I completely forgot what my prover does; I rushed it anyway. So, I worked out a rough example by hand below to get some grasp on it. In a bottom up fashion it collects a mess of constraints, say it gathered

int:*∧ (::Ord int) ⊢t0:k0->t1:k1 = t2:k2 ∧ t2:k2 = int:ka->int:kb ∧ (::Ord t1)

It then proves that (roughly) likes this

int:*∧ (::Ord int) ∧ k2 = * ∧ t2:* = t3:k3->t4:k4:* ∧ int:*= t3:k3 ∧ int:* = t4:k4 ∧ 

k0 = ka =* ∧ t0: = int:*∧ k1 = kb=* ∧ t1:* = int:* 

⊢

-----------------------------------------------------------

int:*∧ (::Ord int) ∧ k2 = * ∧ t2:* = t3:k3->t4:k4:* ∧ int:*= t3:k3 ∧ int:* = t4:k4 ∧

 k0 = ka =* ∧ t0:* = int:*∧ k1= kb = * ∧ t1:* = int:* 

⊢ (::Ord int)

----------------------------------------------------------

int:*∧ (::Ord int) ∧ k2 = * ∧ t2:* = t3:k3->t4:k4:* ∧ int:*= t3:k3 ∧ t1:k1 = t4:k4 

∧ k0 = ka =* ∧ t0:* = int:* 

⊢ t1:k1:* = int:kb ∧ (::Ord t1)

-----------------------------------------------------------

int:*∧ (::Ord int) ∧ k2 = * ∧ t2:* = t3:k3->t4:k4:* ∧ t0:k0= t3:k3 ∧ t1:k1 = t4:k4 

⊢ t0:k0 = int:ka ∧ t1:k1 = int:kb ∧ (::Ord t1)

----------------------------------------------------------

int:*∧ (::Ord int) ∧ k2 = * ∧ t2:* = t3:k3->t4:k4:* ∧ t0:k0= t3:k3 ∧ t1:k1 = t4:k4 

⊢ t0:k0->t1:k1 = int:ka->int:kb ∧ (::Ord t1)

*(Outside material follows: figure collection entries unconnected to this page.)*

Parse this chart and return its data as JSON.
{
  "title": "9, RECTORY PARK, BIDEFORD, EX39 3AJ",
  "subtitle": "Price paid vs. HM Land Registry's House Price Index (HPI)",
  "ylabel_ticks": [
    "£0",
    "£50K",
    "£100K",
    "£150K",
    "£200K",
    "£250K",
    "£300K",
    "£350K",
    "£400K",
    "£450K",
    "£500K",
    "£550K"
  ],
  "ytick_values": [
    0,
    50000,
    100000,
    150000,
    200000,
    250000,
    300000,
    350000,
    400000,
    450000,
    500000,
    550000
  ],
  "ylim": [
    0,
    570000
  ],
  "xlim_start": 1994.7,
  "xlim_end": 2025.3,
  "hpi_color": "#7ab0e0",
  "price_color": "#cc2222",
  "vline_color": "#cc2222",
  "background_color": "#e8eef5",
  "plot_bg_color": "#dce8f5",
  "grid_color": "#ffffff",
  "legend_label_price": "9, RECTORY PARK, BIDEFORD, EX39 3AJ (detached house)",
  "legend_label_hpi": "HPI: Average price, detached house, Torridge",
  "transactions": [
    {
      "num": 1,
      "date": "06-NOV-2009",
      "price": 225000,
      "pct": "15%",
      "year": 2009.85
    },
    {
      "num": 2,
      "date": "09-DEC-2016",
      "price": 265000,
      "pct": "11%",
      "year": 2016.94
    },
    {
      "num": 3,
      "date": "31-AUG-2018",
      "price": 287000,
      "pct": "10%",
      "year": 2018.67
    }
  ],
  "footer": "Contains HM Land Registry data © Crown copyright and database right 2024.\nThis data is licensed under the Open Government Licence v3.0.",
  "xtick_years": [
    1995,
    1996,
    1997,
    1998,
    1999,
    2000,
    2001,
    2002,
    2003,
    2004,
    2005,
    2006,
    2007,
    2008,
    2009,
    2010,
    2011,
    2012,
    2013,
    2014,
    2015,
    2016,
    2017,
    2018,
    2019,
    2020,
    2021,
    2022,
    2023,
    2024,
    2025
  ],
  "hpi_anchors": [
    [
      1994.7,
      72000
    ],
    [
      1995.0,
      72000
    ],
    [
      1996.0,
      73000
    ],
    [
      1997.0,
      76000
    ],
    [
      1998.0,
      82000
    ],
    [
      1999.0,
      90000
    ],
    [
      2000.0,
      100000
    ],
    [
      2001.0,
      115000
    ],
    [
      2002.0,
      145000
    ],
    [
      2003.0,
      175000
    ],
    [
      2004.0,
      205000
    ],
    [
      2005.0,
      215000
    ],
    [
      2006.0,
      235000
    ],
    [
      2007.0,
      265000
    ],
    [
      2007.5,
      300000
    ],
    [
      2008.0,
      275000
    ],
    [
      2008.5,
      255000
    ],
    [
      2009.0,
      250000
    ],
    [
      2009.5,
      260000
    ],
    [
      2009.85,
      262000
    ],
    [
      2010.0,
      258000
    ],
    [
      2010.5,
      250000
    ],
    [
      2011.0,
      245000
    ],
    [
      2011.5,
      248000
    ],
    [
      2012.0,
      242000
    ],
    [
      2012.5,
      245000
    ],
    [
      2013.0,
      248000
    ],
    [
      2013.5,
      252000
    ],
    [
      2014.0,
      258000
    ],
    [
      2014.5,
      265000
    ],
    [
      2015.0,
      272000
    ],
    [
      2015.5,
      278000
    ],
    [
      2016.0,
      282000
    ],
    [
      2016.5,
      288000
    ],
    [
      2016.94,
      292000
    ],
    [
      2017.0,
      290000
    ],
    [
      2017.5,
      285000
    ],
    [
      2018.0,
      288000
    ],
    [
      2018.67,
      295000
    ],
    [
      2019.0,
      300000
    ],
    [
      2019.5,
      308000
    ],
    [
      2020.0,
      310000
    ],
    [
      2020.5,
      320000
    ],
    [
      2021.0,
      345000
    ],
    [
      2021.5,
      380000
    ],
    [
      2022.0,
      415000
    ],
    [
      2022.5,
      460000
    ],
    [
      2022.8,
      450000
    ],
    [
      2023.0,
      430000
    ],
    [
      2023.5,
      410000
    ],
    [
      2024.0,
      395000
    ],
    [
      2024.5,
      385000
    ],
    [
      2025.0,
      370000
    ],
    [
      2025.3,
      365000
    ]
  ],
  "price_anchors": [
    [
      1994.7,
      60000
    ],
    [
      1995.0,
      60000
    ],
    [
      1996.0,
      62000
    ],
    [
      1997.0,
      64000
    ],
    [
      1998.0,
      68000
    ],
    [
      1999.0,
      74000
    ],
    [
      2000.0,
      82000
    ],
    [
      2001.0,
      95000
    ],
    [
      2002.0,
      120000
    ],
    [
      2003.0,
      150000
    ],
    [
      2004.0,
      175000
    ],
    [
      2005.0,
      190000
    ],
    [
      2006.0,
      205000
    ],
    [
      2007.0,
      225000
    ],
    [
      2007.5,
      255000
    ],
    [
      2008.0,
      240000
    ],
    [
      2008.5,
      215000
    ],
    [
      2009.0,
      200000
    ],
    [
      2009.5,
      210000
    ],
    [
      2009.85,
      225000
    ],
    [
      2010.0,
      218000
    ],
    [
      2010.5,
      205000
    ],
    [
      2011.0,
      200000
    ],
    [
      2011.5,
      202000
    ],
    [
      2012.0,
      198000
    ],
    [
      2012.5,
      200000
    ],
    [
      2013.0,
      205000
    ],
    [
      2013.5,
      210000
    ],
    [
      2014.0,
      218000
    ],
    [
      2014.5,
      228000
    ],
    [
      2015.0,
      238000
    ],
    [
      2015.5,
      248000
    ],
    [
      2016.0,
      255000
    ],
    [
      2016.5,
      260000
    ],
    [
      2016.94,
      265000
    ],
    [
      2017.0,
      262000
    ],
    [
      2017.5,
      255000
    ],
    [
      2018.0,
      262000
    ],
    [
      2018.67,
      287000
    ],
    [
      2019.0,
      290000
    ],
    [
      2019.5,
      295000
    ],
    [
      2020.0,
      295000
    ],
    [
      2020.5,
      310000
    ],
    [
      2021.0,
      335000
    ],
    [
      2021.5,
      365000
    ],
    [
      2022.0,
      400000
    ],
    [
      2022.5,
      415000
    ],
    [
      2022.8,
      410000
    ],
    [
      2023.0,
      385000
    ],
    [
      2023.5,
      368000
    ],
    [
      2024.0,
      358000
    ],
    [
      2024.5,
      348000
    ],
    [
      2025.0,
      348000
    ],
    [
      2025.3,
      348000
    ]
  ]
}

---------------------------------------------------------

int:*∧ (::Ord int) ∧ k2 = * ∧ t2:* = t3:k3->t4:k4 ∧ t0:k0= t3:k3 

⊢ t1:k1 = t4:k4 ∧ t0:k0->t4:k4 = int:ka->int:kb ∧ (::Ord t1)

-----------------------------------------------------

int:*∧ (::Ord int) ∧ k2 = * ∧ t2:* = t3:k3->t4:k4 

⊢ t0:k0= t3:k3 ∧ t1:k1 = t4:k4 ∧ t3:k3->t4:k4 = int:ka->int:kb ∧ (::Ord t1)

----------------------------------------------------

int:*∧ (::Ord int) ⊢ t0:k0->t1:k1 = t2:k2 ∧ t2:k2 = int:ka->int:kb ∧ (::Ord t1)

So, okay. Guess that works. I made a reasonable estimate of how constraints should be solved, dump the mess in the prover, from the antecedent I read off how to attribute the tree with the solved constraints.

It doesn't seem to handle intermediaries well, though. Guess I need to check it with the algorithm. (Hmm. Intermediaries should remain on the left-hand side of the equation?)